Overview
B'nei Mitzvah is one of the most celebrated Jewish milestones, but it is not a one-time event. It is a celebration of just one of the many significant moments along the path of one's Jewish journey. Learners on the journey are immersed in a sense of moral obligation toward all people, of being an integral member of the Jewish people, of being loved and cherished by one's clergy and educator, of answering the call to participate with "Hineini – Here I Am", and of having a place of leadership within the Jewish community, well beyond B'nei Mitzvah. Temple Beth Sholom values the individual lives and souls of each of our students, our learners. We honor and care about the dreams and aspirations that each student and his or her family brings to the process. We value the Jewish tradition of immersion in the core mitzvot that signify a Jew's coming of age, including lifelong learning, engagement in the wider community and being a partner in making Temple Beth Sholom a "Kehilah Kedosha", a holy community.

Bar Mitzvah
Bar Mitzvah, in its limited sense, means the ceremony of the acceptance of mitzvot; in its fuller meaning it refers to the person, a Jew who has reached the age of thirteen and is, therefore, under the obligation to perform the mitzvot. A Bar Mitzvah, then, is a person with a lifelong religious responsibility. The Bar Mitzvah ritual marks the occasion when public notice is given of the boy's attainment of this status.

Bat Mitzvah
Historically, girls have not had the same opportunities to publicly celebrate religious rites as have boys. Until recent times women were not allowed to chant Torah or lead services.
Now, girls and boys are treated equally; and as in most Reform and Conservative synagogues, they are recognized at age 13.

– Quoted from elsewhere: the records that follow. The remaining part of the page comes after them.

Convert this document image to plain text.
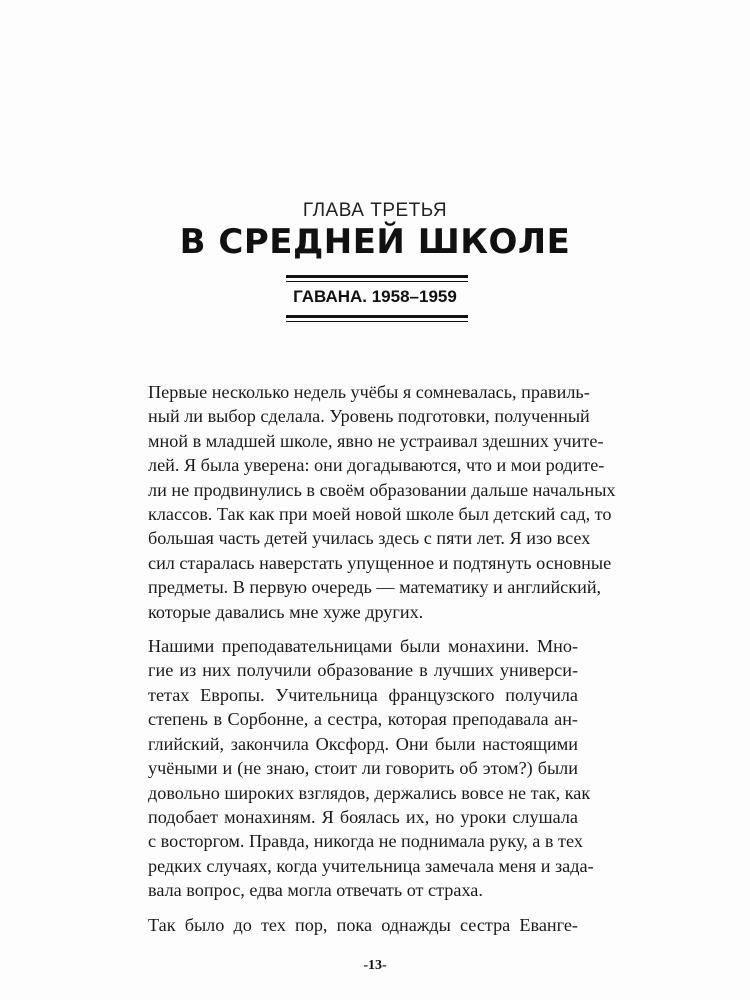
ГЛАВА ТРЕТЬЯ
В СРЕДНЕЙ ШКОЛЕ
ГАВАНА. 1958–1959

Первые несколько недель учёбы я сомневалась, правиль-
ный ли выбор сделала. Уровень подготовки, полученный
мной в младшей школе, явно не устраивал здешних учите-
лей. Я была уверена: они догадываются, что и мои родите-
ли не продвинулись в своём образовании дальше начальных
классов. Так как при моей новой школе был детский сад, то
большая часть детей училась здесь с пяти лет. Я изо всех
сил старалась наверстать упущенное и подтянуть основные
предметы. В первую очередь — математику и английский,
которые давались мне хуже других.

Нашими преподавательницами были монахини. Мно-
гие из них получили образование в лучших универси-
тетах Европы. Учительница французского получила
степень в Сорбонне, а сестра, которая преподавала ан-
глийский, закончила Оксфорд. Они были настоящими
учёными и (не знаю, стоит ли говорить об этом?) были
довольно широких взглядов, держались вовсе не так, как
подобает монахиням. Я боялась их, но уроки слушала
с восторгом. Правда, никогда не поднимала руку, а в тех
редких случаях, когда учительница замечала меня и зада-
вала вопрос, едва могла отвечать от страха.

Так было до тех пор, пока однажды сестра Еванге-

-13-
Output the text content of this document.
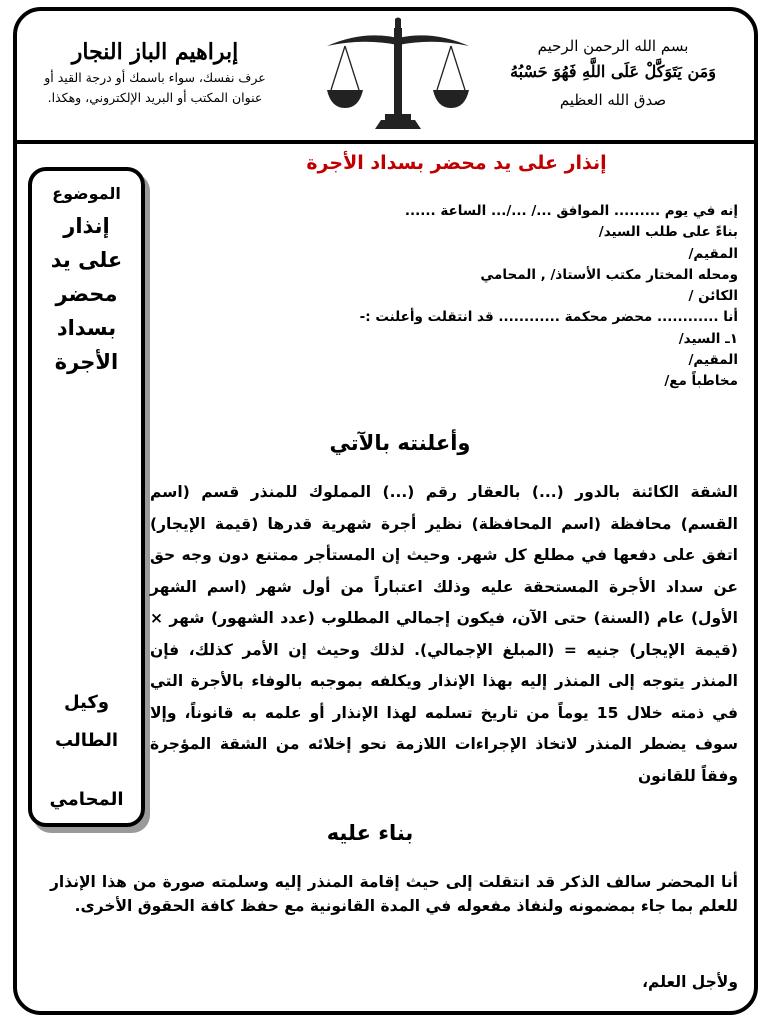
بسم الله الرحمن الرحيم
وَمَن يَتَوَكَّلْ عَلَى اللَّهِ فَهُوَ حَسْبُهُ
صدق الله العظيم
إبراهيم الباز النجار
عرف نفسك، سواء باسمك أو درجة القيد أو
عنوان المكتب أو البريد الإلكتروني، وهكذا.
إنذار على يد محضر بسداد الأجرة
الموضوع
إنذار على يد محضر بسداد الأجرة
وكيل
الطالب
المحامي
إنه في يوم ......... الموافق .../ .../... الساعة ......
بناءً على طلب السيد/
المقيم/
ومحله المختار مكتب الأستاذ/ , المحامي
الكائن /
أنا ............ محضر محكمة ............ قد انتقلت وأعلنت :-
١ـ السيد/
المقيم/
مخاطباً مع/
وأعلنته بالآتي
الشقة الكائنة بالدور (...) بالعقار رقم (...) المملوك للمنذر قسم (اسم القسم) محافظة (اسم المحافظة) نظير أجرة شهرية قدرها (قيمة الإيجار) اتفق على دفعها في مطلع كل شهر. وحيث إن المستأجر ممتنع دون وجه حق عن سداد الأجرة المستحقة عليه وذلك اعتباراً من أول شهر (اسم الشهر الأول) عام (السنة) حتى الآن، فيكون إجمالي المطلوب (عدد الشهور) شهر × (قيمة الإيجار) جنيه = (المبلغ الإجمالي). لذلك وحيث إن الأمر كذلك، فإن المنذر يتوجه إلى المنذر إليه بهذا الإنذار ويكلفه بموجبه بالوفاء بالأجرة التي في ذمته خلال 15 يوماً من تاريخ تسلمه لهذا الإنذار أو علمه به قانوناً، وإلا سوف يضطر المنذر لاتخاذ الإجراءات اللازمة نحو إخلائه من الشقة المؤجرة وفقاً للقانون
بناء عليه
أنا المحضر سالف الذكر قد انتقلت إلى حيث إقامة المنذر إليه وسلمته صورة من هذا الإنذار للعلم بما جاء بمضمونه ولنفاذ مفعوله في المدة القانونية مع حفظ كافة الحقوق الأخرى.
ولأجل العلم،
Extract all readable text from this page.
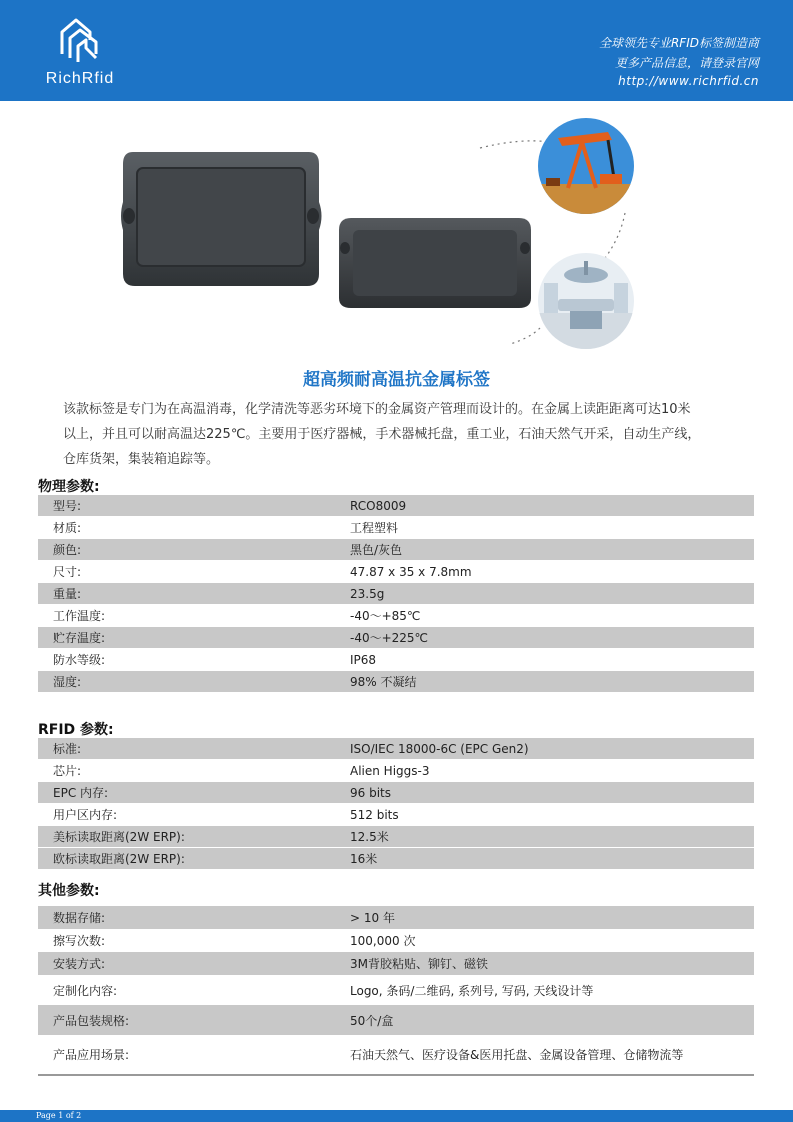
RichRfid
全球领先专业RFID标签制造商
更多产品信息，请登录官网
http://www.richrfid.cn
超高频耐高温抗金属标签
该款标签是专门为在高温消毒，化学清洗等恶劣环境下的金属资产管理而设计的。在金属上读距距离可达10米
以上，并且可以耐高温达225℃。主要用于医疗器械，手术器械托盘，重工业，石油天然气开采，自动生产线，
仓库货架，集装箱追踪等。
物理参数:
型号:	RCO8009
材质:	工程塑料
颜色:	黑色/灰色
尺寸:	47.87 x 35 x 7.8mm
重量:	23.5g
工作温度:	-40～+85℃
贮存温度:	-40～+225℃
防水等级:	IP68
湿度:	98% 不凝结
RFID 参数:
标准:	ISO/IEC 18000-6C (EPC Gen2)
芯片:	Alien Higgs-3
EPC 内存:	96 bits
用户区内存:	512 bits
美标读取距离(2W ERP):	12.5米
欧标读取距离(2W ERP):	16米
其他参数:
数据存储:	> 10 年
擦写次数:	100,000 次
安装方式:	3M背胶粘贴、铆钉、磁铁
定制化内容:	Logo, 条码/二维码, 系列号, 写码, 天线设计等
产品包装规格:	50个/盒
产品应用场景:	石油天然气、医疗设备&医用托盘、金属设备管理、仓储物流等
Page 1 of 2
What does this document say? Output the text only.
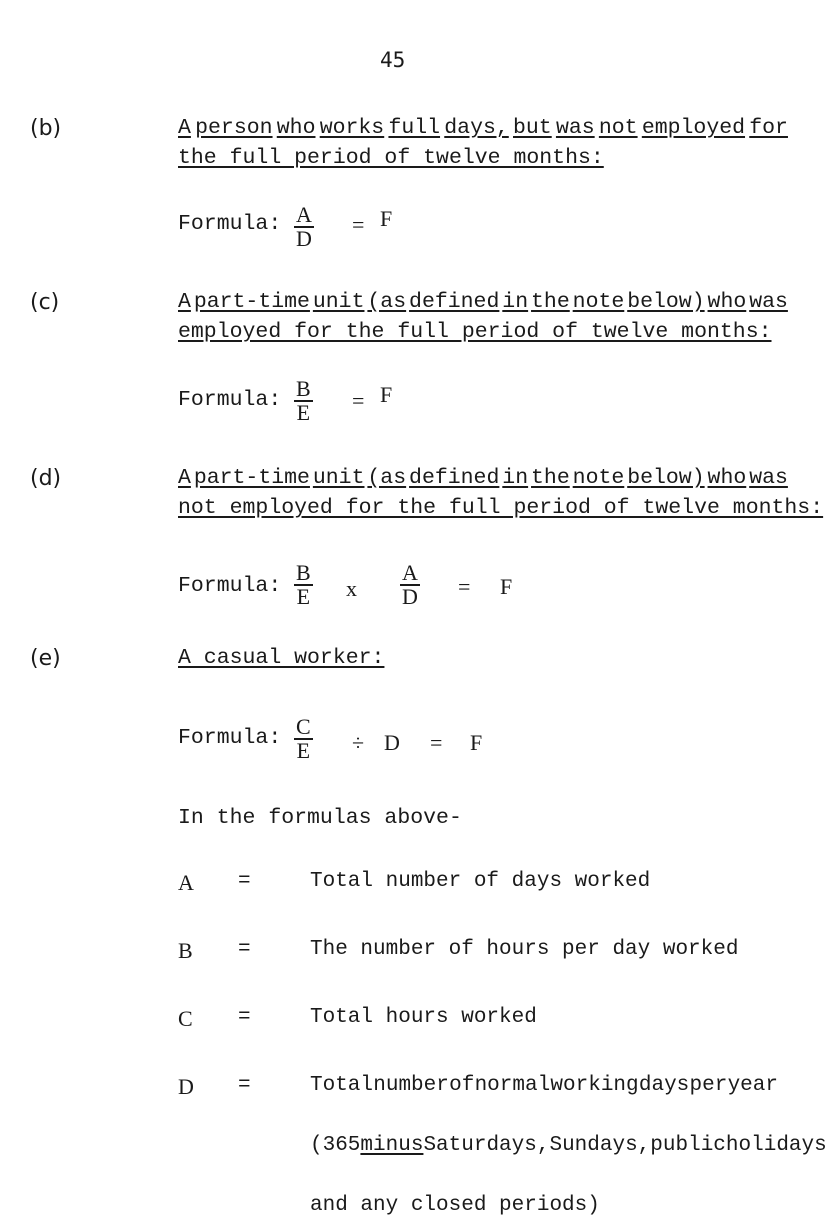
45
(b)	A person who works full days, but was not employed for
the full period of twelve months:
Formula: $\frac{A}{D} = F$
(c)	A part-time unit (as defined in the note below) who was
employed for the full period of twelve months:
Formula: $\frac{B}{E} = F$
(d)	A part-time unit (as defined in the note below) who was
not employed for the full period of twelve months:
Formula: $\frac{B}{E}$ x $\frac{A}{D} = F$
(e)	A casual worker:
Formula: $\frac{C}{E} \div D = F$
In the formulas above-
A =	Total number of days worked
B =	The number of hours per day worked
C =	Total hours worked
D =	Total number of normal working days per year
(365 minus Saturdays, Sundays, public holidays
and any closed periods)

During the Bar/Bat Mitzvah ritual, the young person leads the service, recites a blessing at the reading of the Torah (aliyah), reads from the Torah and from the prophets (haftara), and delivers a D'var Torah (teaching about the portion). These rights are earned through adequate preparation. What must be kept in mind is that one does not prepare just for the one day, but for full participation in the responsibilities and privileges of Jewish life for a lifetime.